Because Anthony was successful, free, and respected by his peers, it is believed that racism didn’t start immediately, but gradually grew over time. To support my point, it is important to note the 1640 act regarding the gun law different people were restricted to. The act stated and urged masters of families to do right with their weapons and distribute it for the betterment of their families, with the exception of negros.
The act did not say that a free man like Anthony had to give up his weapons. This tells us that in 1640, nearly 20 years after Anthony’s arrival, racism hadn’t hit its peak in Virginia. The act was more about the taxation of weapons; however, this law did discriminate against some blacks, (servants and slaves) a starting point for what was to come. Servants were white or black people from different countries that came to the New World seeking for new beginnings.
Being tricked and brainwashed that the New World was all peaches and cream, the servants were bought by masters and had to serve for 5-7 years before they could be free individuals. Slaves, on the other hand, had minimal chance for light at the end of the tunnel. Both at the time, however, were not characterized as people, rather property. More historical studies show that 1640 marked a turning point year for the unfair treatment of blacks.

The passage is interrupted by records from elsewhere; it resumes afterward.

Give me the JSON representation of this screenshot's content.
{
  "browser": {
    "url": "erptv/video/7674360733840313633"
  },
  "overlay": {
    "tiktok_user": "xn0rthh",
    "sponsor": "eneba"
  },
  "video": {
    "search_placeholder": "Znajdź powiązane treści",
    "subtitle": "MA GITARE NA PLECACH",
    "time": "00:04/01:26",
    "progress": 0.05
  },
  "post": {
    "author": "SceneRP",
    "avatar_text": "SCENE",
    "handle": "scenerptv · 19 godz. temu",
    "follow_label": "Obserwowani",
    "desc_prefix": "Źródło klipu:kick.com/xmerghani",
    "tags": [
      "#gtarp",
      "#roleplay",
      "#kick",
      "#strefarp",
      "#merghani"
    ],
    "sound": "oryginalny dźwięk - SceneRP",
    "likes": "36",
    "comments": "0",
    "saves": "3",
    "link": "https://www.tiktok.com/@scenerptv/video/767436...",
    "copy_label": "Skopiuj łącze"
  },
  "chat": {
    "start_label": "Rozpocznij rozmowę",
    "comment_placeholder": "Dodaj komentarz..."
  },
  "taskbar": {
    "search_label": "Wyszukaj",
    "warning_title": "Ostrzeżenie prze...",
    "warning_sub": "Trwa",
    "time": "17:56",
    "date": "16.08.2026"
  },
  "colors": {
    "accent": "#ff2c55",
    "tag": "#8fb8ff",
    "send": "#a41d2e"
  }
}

Two white servants and one black servant attempted to flee, but failed. The white servants received 30 lashes and years of extra service. The black servant received 30 lashes and was ordered to serve the rest of his life, ultimately becoming a slave. Breen emphasizes multiple more instances like the example above of black mistreatment ranging all the way to the 1670’s. Free blacks were still there until the early 1980’s, after Bacon’s Rebellion.
It is a mystery to historians, but free black families no longer appeared in the records. One idea is that there were black slaves coming into America by the thousands and because of this, whites were being overwhelmed with the ratio between races. Therefore, whites stripped blacks of any power that they had. Another speculation was that blacks, coming from different cultures, didn’t understand the technological advantage in the growing New World, and eventually hit extreme poverty and did not survive.
No matter what the cause, 1688 marked the year free blacks were taxed as slaves. A 1699 act told newly freed blacks to leave the colony within 6 months time. And finally, in 1723, it wasn’t only the colony the free blacks had to flee from; it was the country.
Out casting and slavery to all blacks was the end result by the early 18th Century, nearly 100 years from the time Anthony Johnson first came. Northampton’s free blacks did not survive. Their surprisingly dramatic rise in the New World did not continue for the generations they expected. By the time 1723 rolled around, everything they accomplished was only a memory. For the average black person, what was once a hopeful dream turned into a haunting reality.